You caught me out Cory………But then again, one doesn’t want to become totally typecast………………….



Njaco said:


> Where did you get those cases?? Mine has glass doors but is wood framed. Yours look beautiful and allows the gazer to see the models. awesome!





Crimea_River said:


> I give it 3 days.....
> 
> I do like those cabinets Vic and, like Chris. am curious where you got them.





Rogi said:


> +1 would love to buy those cabinets too
> 
> If they are your custom work, put me down for an order  with this order you may start a highly successful company, Vikea (heheh see what I did here )  specializing in excellent cabinetry and easy to understand instructions vs what we have now, the complete opposite of these other companies !  !



Chris, Andy, Igor.
There not cheap boys but I picked them up through a shop supply outlet and got them to chuck in (at a cost of course) a couple of extra shelves for each cabinet. Anyway, to give you an idea, here is the link:

http://www.shopbasics.com.au/shop1226lprodbyname.html#top
http://www.shopbasics.com.au/shop640lprodbyname.html#top


----------



## Capt. Vick (Jul 9, 2014)

I was just thinking Vic, that those glass cabinets probably cost you a pretty penny! They look fantastic!


----------



## evangilder (Jul 9, 2014)

Very nice! It looks like your own personal aviation museum! 8)


----------



## Airframes (Jul 9, 2014)

Great stuff Vic.
I've finally got the cabinets I needed too. A couple of large, light oak, glass door bookcases, with deep shelves and internal lighting, and some all-glass, tall narrow cabinets, all picked up cheap - very cheap - from a disposal company and ex-store display. So I now have plenty of display space, but no room in the house for anything else!


----------



## Wurger (Jul 9, 2014)

I have known you came from Vulcan, Vic.  Fantastic view.


----------



## fubar57 (Jul 9, 2014)

Wow, talk about a dyslexic moment, when I'd first seen the thread title, I read "Hangover Maker" and was looking for a great drink recipe.

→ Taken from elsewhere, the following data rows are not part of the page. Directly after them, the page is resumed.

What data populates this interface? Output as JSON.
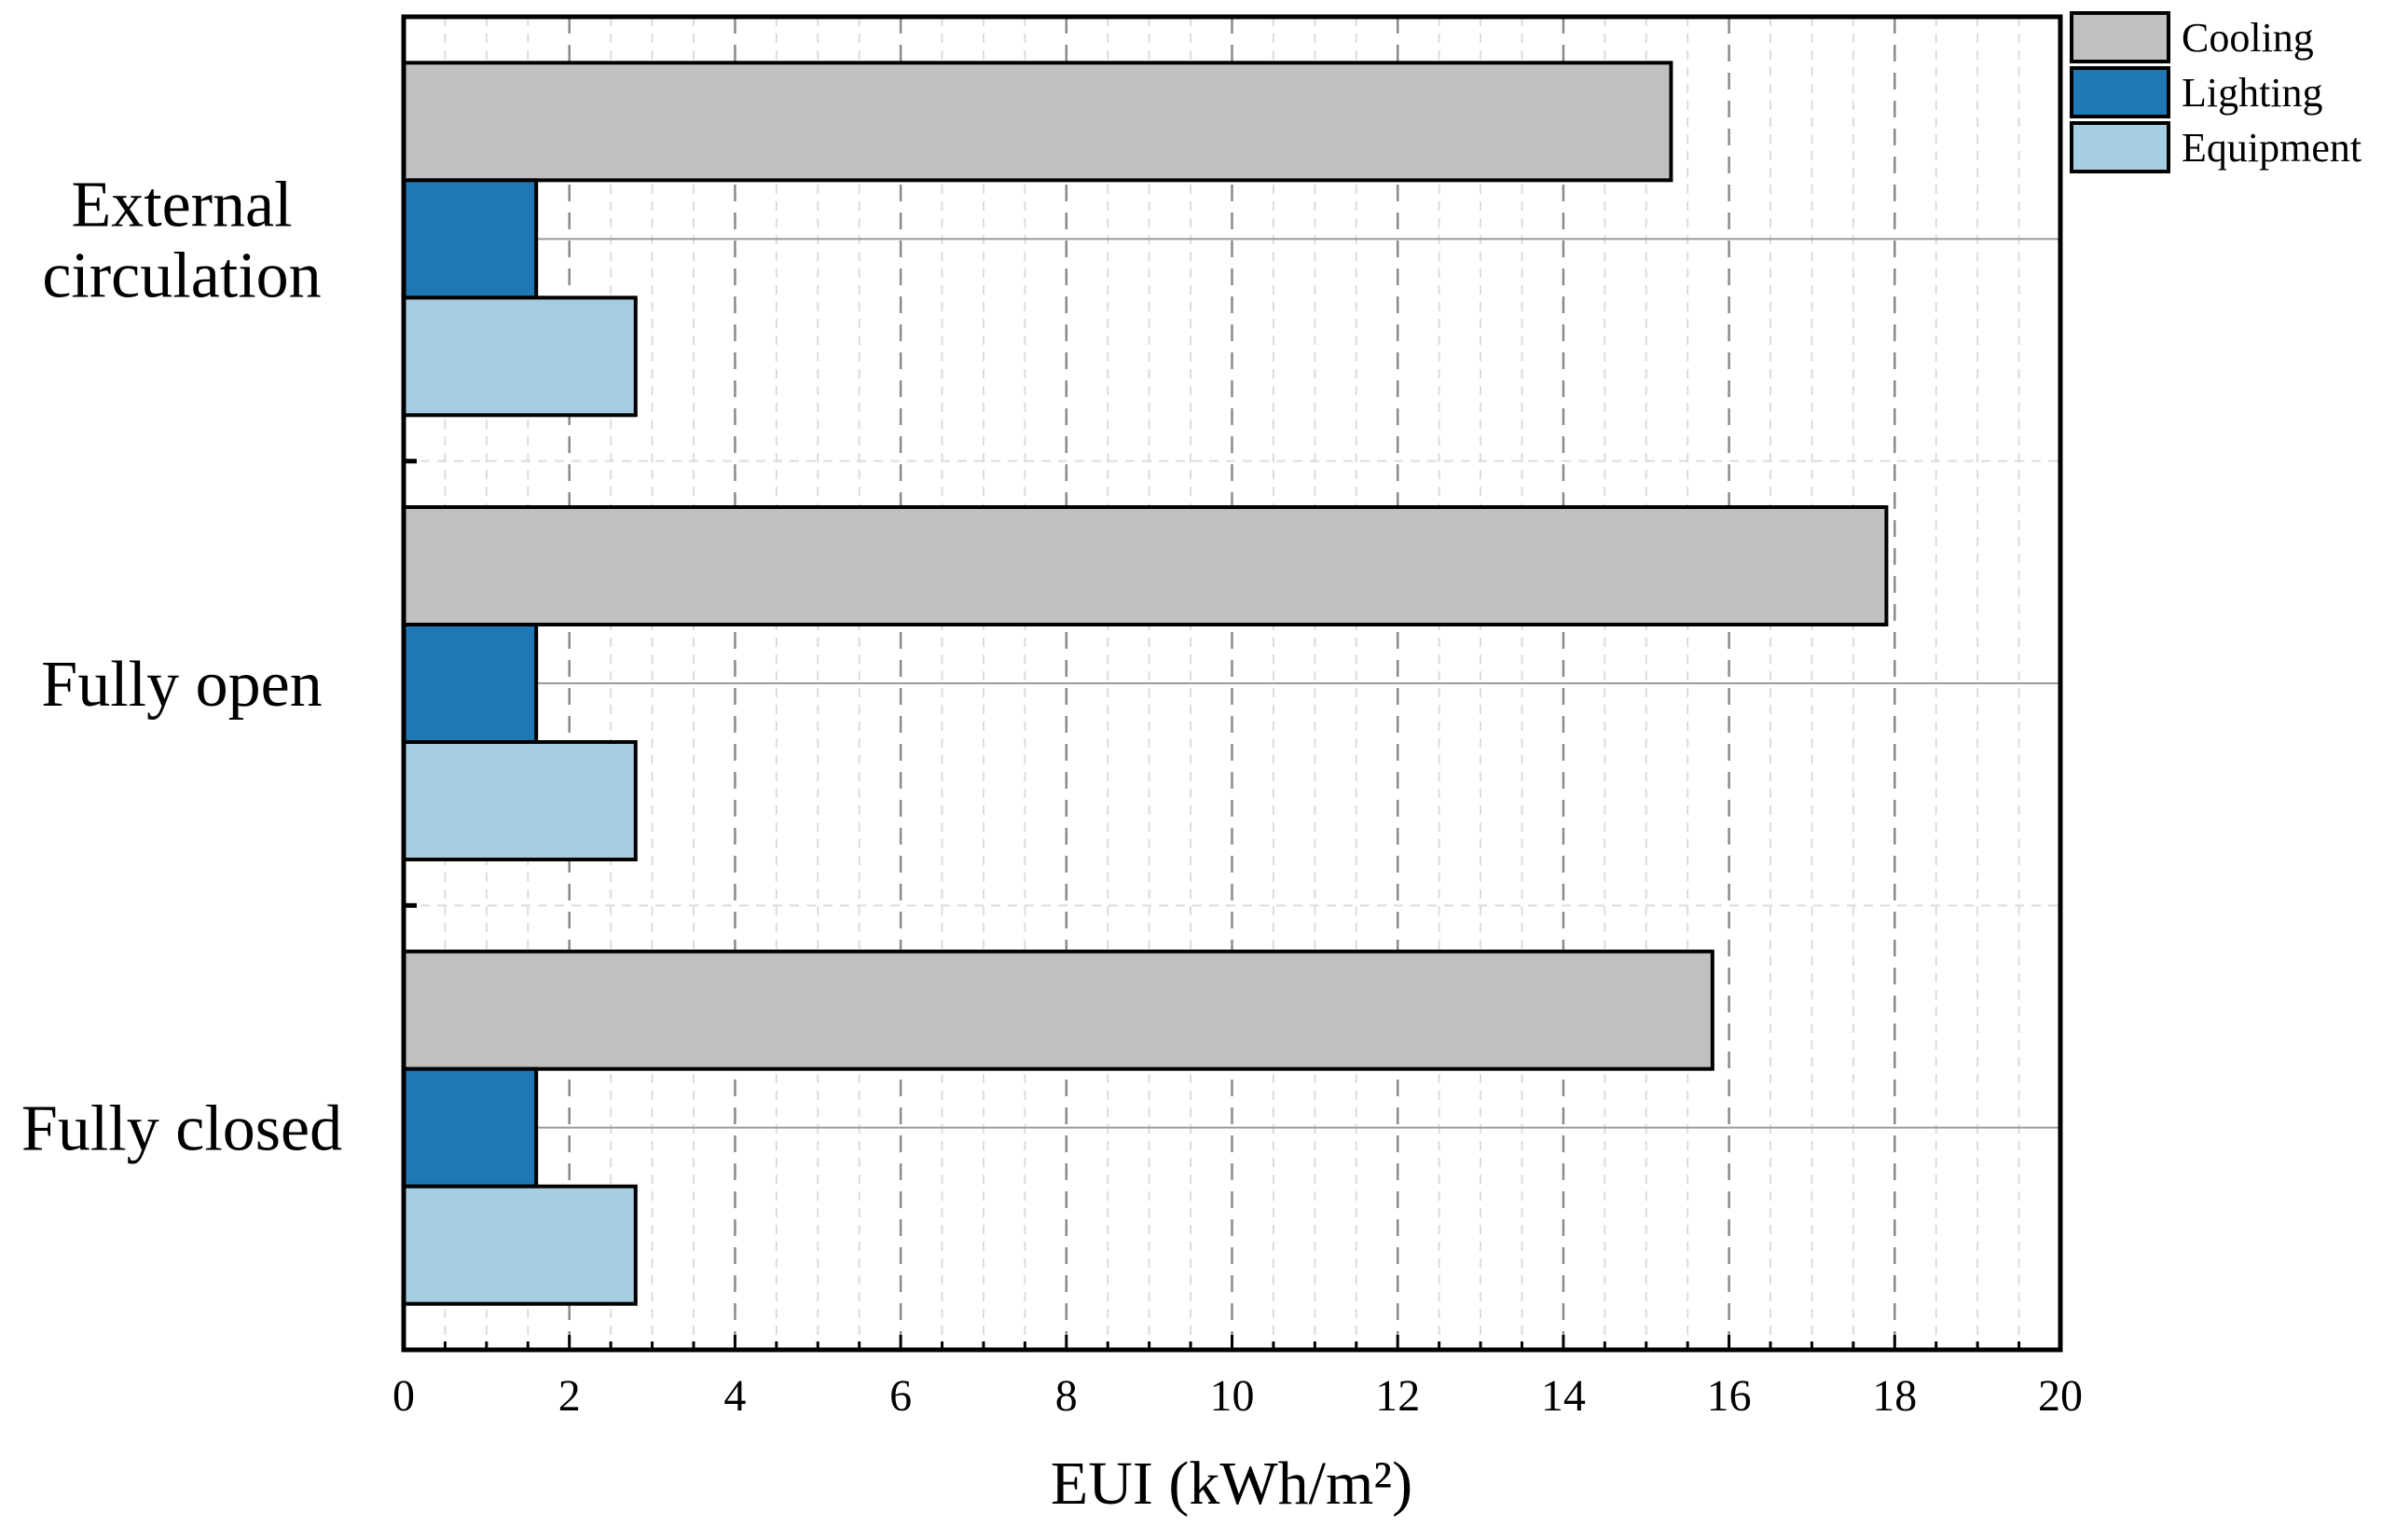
{
  "chart_data": {
    "type": "bar",
    "orientation": "horizontal",
    "categories": [
      "External circulation",
      "Fully open",
      "Fully closed"
    ],
    "category_lines": [
      [
        "External",
        "circulation"
      ],
      [
        "Fully open"
      ],
      [
        "Fully closed"
      ]
    ],
    "series": [
      {
        "name": "Cooling",
        "color": "#c0c0c0",
        "values": [
          15.3,
          17.9,
          15.8
        ]
      },
      {
        "name": "Lighting",
        "color": "#1f77b4",
        "values": [
          1.6,
          1.6,
          1.6
        ]
      },
      {
        "name": "Equipment",
        "color": "#a6cee3",
        "values": [
          2.8,
          2.8,
          2.8
        ]
      }
    ],
    "xlabel": "EUI (kWh/m²)",
    "ylabel": "",
    "xlim": [
      0,
      20
    ],
    "xticks": [
      "0",
      "2",
      "4",
      "6",
      "8",
      "10",
      "12",
      "14",
      "16",
      "18",
      "20"
    ],
    "grid": true,
    "legend_position": "top-right"
  }
}
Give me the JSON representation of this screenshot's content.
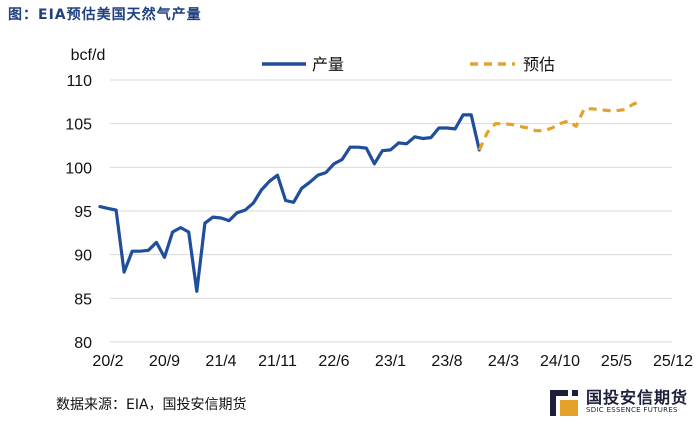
{
  "title": "图：EIA预估美国天然气产量",
  "source": "数据来源：EIA，国投安信期货",
  "logo": {
    "cn": "国投安信期货",
    "en": "SDIC ESSENCE FUTURES"
  },
  "colors": {
    "production": "#1f4e9c",
    "forecast": "#e3a32b",
    "grid": "#d9d9d9",
    "title": "#1f3f7f"
  },
  "chart_data": {
    "type": "line",
    "ylabel": "bcf/d",
    "ylim": [
      80,
      110
    ],
    "yticks": [
      80,
      85,
      90,
      95,
      100,
      105,
      110
    ],
    "xticks": [
      "20/2",
      "20/9",
      "21/4",
      "21/11",
      "22/6",
      "23/1",
      "23/8",
      "24/3",
      "24/10",
      "25/5",
      "25/12"
    ],
    "grid": "horizontal",
    "legend": "top",
    "series": [
      {
        "name": "产量",
        "start": "2020-01",
        "values": [
          95.5,
          95.3,
          95.1,
          88.0,
          90.4,
          90.4,
          90.5,
          91.4,
          89.7,
          92.6,
          93.1,
          92.6,
          85.8,
          93.6,
          94.3,
          94.2,
          93.9,
          94.8,
          95.1,
          95.9,
          97.4,
          98.4,
          99.1,
          96.2,
          96.0,
          97.6,
          98.3,
          99.1,
          99.4,
          100.4,
          100.9,
          102.3,
          102.3,
          102.2,
          100.4,
          101.9,
          102.0,
          102.8,
          102.7,
          103.5,
          103.3,
          103.4,
          104.5,
          104.5,
          104.4,
          106.0,
          106.0,
          102.0
        ]
      },
      {
        "name": "预估",
        "start": "2023-12",
        "values": [
          102.0,
          104.0,
          105.0,
          105.0,
          104.9,
          104.7,
          104.5,
          104.2,
          104.2,
          104.5,
          105.0,
          105.3,
          104.7,
          106.7,
          106.7,
          106.6,
          106.5,
          106.5,
          106.6,
          107.2,
          107.6
        ]
      }
    ]
  }
}
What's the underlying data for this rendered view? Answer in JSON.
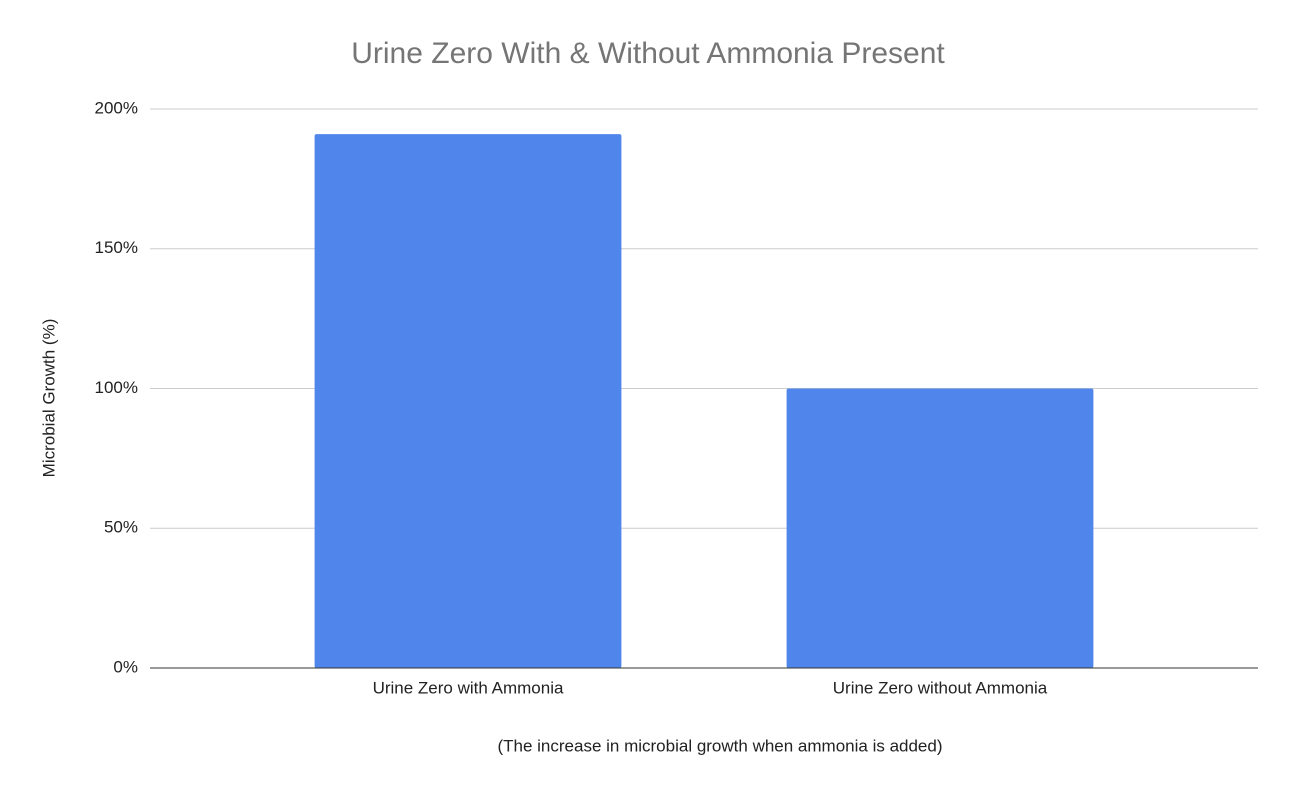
{
  "chart_data": {
    "type": "bar",
    "title": "Urine Zero With & Without Ammonia Present",
    "x_label": "(The increase in microbial growth when ammonia is added)",
    "y_label": "Microbial Growth (%)",
    "categories": [
      "Urine Zero with Ammonia",
      "Urine Zero without Ammonia"
    ],
    "values": [
      191,
      100
    ],
    "color": "#5086ec",
    "ylim": [
      0,
      200
    ],
    "yticks": [
      {
        "value": 0,
        "label": "0%"
      },
      {
        "value": 50,
        "label": "50%"
      },
      {
        "value": 100,
        "label": "100%"
      },
      {
        "value": 150,
        "label": "150%"
      },
      {
        "value": 200,
        "label": "200%"
      }
    ],
    "grid": true
  }
}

Anyhoo...very nice set-up you have Vic.

Geo


----------



## Lucky13 (Jul 13, 2014)

I'm not gonna say a single word, because if I do, you'll all sing in unison _you've got to build and finish something, to need these things_, so I'll be just sitting here and be quiet, very quiet, with my friends Morgan and Jerry, who sympathise with and understand me, like _real_ friends do....


----------